Julia Wolfe: Composers to Know

Today’s composer to know is Julia Wolfe.

Recently Julia Wolfe’s piece Anthracite Fields won the 2015 Pulitzer Prize. I had been planning on including Wolfe in this series anyway because she is a founder of one of the most important contemporary music collectives: Bang on a Can.

If you don’t know about this, it came about in the late ’80s in New York to put on contemporary music concerts and remains an important source of new music concerts around the world.

Music of Julia Wolfe

julia wolfe

Wolfe has written a large number of pieces for basically every ensemble, but for the purposes of this post, I’ll go through three pieces in chronological order.

Recordings of these pieces can be found for free at her website if you want to follow along. Wolfe has a very clear minimalist strain, but it could be said that a change happened in 1994 with her piece “Lick.”

Once the piece gets going, it almost feels like John Adams’ “Short Ride in a Fast Machine” with the style of minimalism it uses (as opposed to Reich, which is surprising considering the East coast/West coast divide in minimalism).

But the important change is the introduction of pop culture elements, most prominently rock and funk.

The driving bass and drums simulate rock, and the guitar and sax introduce some funk riffs. All of this gets tied up in minimalism, but it isn’t that simple.

Large sections of the piece lose all sense of time in a confusing mess. The work was groundbreaking and set the stage for how her style would progress in the following years.

My Beautiful Scream

In no way do I presume to speak for her or oversimplify anything, but we get a major change in the years after September 11, 2001. The next piece we will look at is “My Beautiful Scream,” which is a concerto for amplified string quartet.

This piece is a direct response to the attacks and simulates a slow-motion scream. It almost completely throws off the driving rhythms in favor of building suspense through sustained dissonance.

It is a chilling and moving experience to listen to. The driving beat is part of her musical syntax, so it isn’t completely absent in this work.

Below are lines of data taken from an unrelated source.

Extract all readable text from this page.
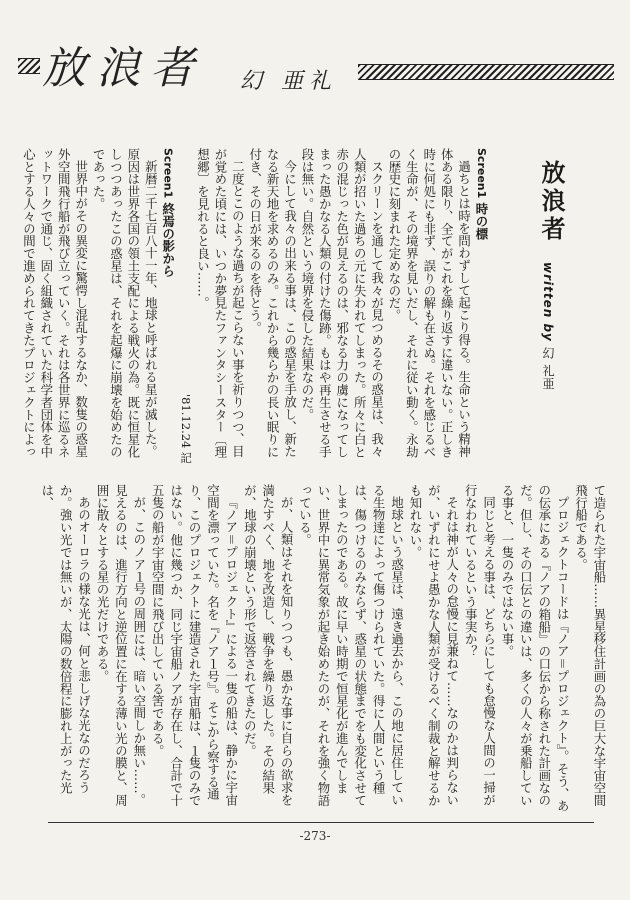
放浪者 幻 亜礼

Screen1 時の標

過ちとは時を問わずして起こり得る。生命という精神体ある限り、全てがこれを繰り返すに違いない。正しき時に何処にも非ず、誤りの解も在さぬ。それを感じるべく生命が、その境界を見いだし、それに従い動く。永劫の歴史に刻まれた定めなのだ。

スクリーンを通して我々が見つめるその惑星は、我々人類が招いた過ちの元に失われてしまった。所々に白と赤の混じった色が見えるのは、邪なる力の虜になってしまった愚かなる人類の付けた傷跡。もはや再生させる手段は無い。自然という境界を侵した結果なのだ。

今にして我々の出来る事は、この惑星を手放し、新たなる新天地を求めるのみ。これから幾らかの長い眠りに付き、その日が来るのを待とう。

二度とこのような過ちが起こらない事を祈りつつ、目が覚めた頃には、いつか夢見たファンタシースター〔理想郷〕を見れると良い……。

'81.12.24 記

Screen1 終焉の影から

新暦二千七百八十一年、地球と呼ばれる星が滅した。原因は世界各国の領土支配による戦火の為。既に恒星化しつつあったこの惑星は、それを起爆に崩壊を始めたのであった。

世界中がその異変に驚愕し混乱するなか、数隻の惑星外空間飛行船が飛び立っていく。それは各世界に巡るネットワークで通じ、固く組織されていた科学者団体を中心とする人々の間で進められてきたプロジェクトによっ	放浪者
written by 幻 礼亜

て造られた宇宙船……異星移住計画の為の巨大な宇宙空間飛行船である。

プロジェクトコードは『ノア＝プロジェクト』。そう、あの伝承にある『ノアの箱船』の口伝から称された計画なのだ。但し、その口伝との違いは、多くの人々が乗船している事と、一隻のみではない事。

同じと考える事は、どちらにしても怠慢な人間の一掃が行なわれているという事実か？

それは神が人々の怠慢に見兼ねて……なのかは判らないが、いずれにせよ愚かな人類が受けるべく制裁と解せるかも知れない。

地球という惑星は、遠き過去から、この地に居住している生物達によって傷つけられていた。得に人間という種は、傷つけるのみならず、惑星の状態までをも変化させてしまったのである。故に早い時期で恒星化が進んでしまい、世界中に異常気象が起き始めたのが、それを強く物語っている。

が、人類はそれを知りつつも、愚かな事に自らの欲求を満たすべく、地を改造し、戦争を繰り返した。その結果が、地球の崩壊という形で返答されてきたのだ。

『ノア＝プロジェクト』による一隻の船は、静かに宇宙空間を漂っていた。名を『ノア１号』。そこから察する通り、このプロジェクトに建造された宇宙船は、１隻のみではない。他に幾つか、同じ宇宙船ノアが存在し、合計で十五隻の船が宇宙空間に飛び出している筈である。

が、このノア１号の周囲には、暗い空間しか無い……。見えるのは、進行方向と逆位置に在する薄い光の膜と、周囲に散々とする星の光だけである。

あのオーロラの様な光は、何と悲しげな光なのだろうか。強い光では無いが、太陽の数倍程に膨れ上がった光は、

-273-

Here it feels more like pulses, quavers, and bouts of horror. Before, the technique was used to push the piece forward which made the listener feel light and floating along.

Here we get a pulse that struggles, as if trapped, trying to stay above the dense sustained notes engulfing it.

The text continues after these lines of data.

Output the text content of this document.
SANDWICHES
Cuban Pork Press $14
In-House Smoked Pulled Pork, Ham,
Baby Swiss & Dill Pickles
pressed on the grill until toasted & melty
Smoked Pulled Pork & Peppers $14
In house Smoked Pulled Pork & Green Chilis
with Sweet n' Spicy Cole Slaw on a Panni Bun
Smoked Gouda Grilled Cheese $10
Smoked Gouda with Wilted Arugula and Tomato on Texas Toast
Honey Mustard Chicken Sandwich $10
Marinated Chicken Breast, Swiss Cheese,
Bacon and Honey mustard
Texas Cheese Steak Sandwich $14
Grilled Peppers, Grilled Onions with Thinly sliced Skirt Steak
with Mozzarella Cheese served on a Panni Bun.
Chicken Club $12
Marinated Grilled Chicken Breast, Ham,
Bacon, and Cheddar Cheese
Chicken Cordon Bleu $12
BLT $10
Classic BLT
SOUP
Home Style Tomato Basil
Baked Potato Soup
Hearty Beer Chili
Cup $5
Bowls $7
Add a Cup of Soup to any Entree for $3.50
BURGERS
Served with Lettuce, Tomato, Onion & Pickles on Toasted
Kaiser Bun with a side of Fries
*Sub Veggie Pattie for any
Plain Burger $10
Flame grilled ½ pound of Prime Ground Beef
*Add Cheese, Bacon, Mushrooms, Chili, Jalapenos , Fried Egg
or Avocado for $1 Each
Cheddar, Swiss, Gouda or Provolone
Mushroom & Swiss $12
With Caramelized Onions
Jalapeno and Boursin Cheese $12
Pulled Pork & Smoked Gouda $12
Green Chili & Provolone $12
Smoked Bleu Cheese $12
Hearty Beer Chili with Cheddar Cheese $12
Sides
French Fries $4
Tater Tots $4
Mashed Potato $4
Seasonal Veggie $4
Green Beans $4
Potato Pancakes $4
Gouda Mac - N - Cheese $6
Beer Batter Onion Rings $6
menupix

In general, her music had been getting more complicated and dissonant, but after 2003 there is a sense that the tie to “Lick” is all but severed. The evolution happened little-by-little to arrive at darker, more severe, and emotionally rich pieces.

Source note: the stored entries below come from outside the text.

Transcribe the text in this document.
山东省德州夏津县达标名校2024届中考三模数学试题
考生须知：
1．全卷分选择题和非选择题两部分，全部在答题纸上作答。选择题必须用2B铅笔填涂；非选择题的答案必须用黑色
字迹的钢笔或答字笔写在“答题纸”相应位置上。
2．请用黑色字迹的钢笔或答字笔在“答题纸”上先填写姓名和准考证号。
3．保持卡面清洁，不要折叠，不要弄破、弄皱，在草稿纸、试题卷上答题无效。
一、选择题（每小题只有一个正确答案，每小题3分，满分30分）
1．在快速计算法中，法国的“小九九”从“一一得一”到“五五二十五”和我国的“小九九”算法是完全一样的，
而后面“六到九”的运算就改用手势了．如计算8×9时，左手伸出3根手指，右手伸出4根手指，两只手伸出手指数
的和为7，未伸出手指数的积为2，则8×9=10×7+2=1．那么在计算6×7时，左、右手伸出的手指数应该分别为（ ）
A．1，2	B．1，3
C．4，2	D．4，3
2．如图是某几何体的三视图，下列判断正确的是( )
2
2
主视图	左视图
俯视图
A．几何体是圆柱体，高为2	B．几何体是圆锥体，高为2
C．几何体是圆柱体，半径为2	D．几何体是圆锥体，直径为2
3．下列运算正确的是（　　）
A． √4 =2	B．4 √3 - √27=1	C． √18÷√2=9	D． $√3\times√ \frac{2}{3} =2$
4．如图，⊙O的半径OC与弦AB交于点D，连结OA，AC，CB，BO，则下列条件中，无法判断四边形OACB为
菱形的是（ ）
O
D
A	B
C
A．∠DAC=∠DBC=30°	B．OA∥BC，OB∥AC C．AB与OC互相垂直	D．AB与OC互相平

That driving rhythm remained, but its purpose changed. Listen to “Cruel Sister,” “Fuel,” and “Thirst,” and then compare to earlier works like “Lick” and “Believing.”

Anthracite Fields

This brings us to present day with “Anthracite Fields,” which is a study of the anthracite mines of Pennsylvania.

It is a work for chorus and chamber ensemble. The choral parts are set to historical texts including lists of names of people who died mining. I’ve only heard the fourth movement in full from the website, but you can find pieces of other movements in the short documentary The Making of Anthracite Fields:

The piece is chilling at times and soaring and beautiful at others. There’s certainly some folk and Americana influence as well.

I’m pretty excited to hear a recording. The work makes sense in her evolution as a composer and sounds like it is the most diverse and wide-ranging yet.

Overall, one of Julia Wolfe’s lasting achievements is her ability to blend and push the boundaries of rock and classical elements, but her finished products are so much more than that.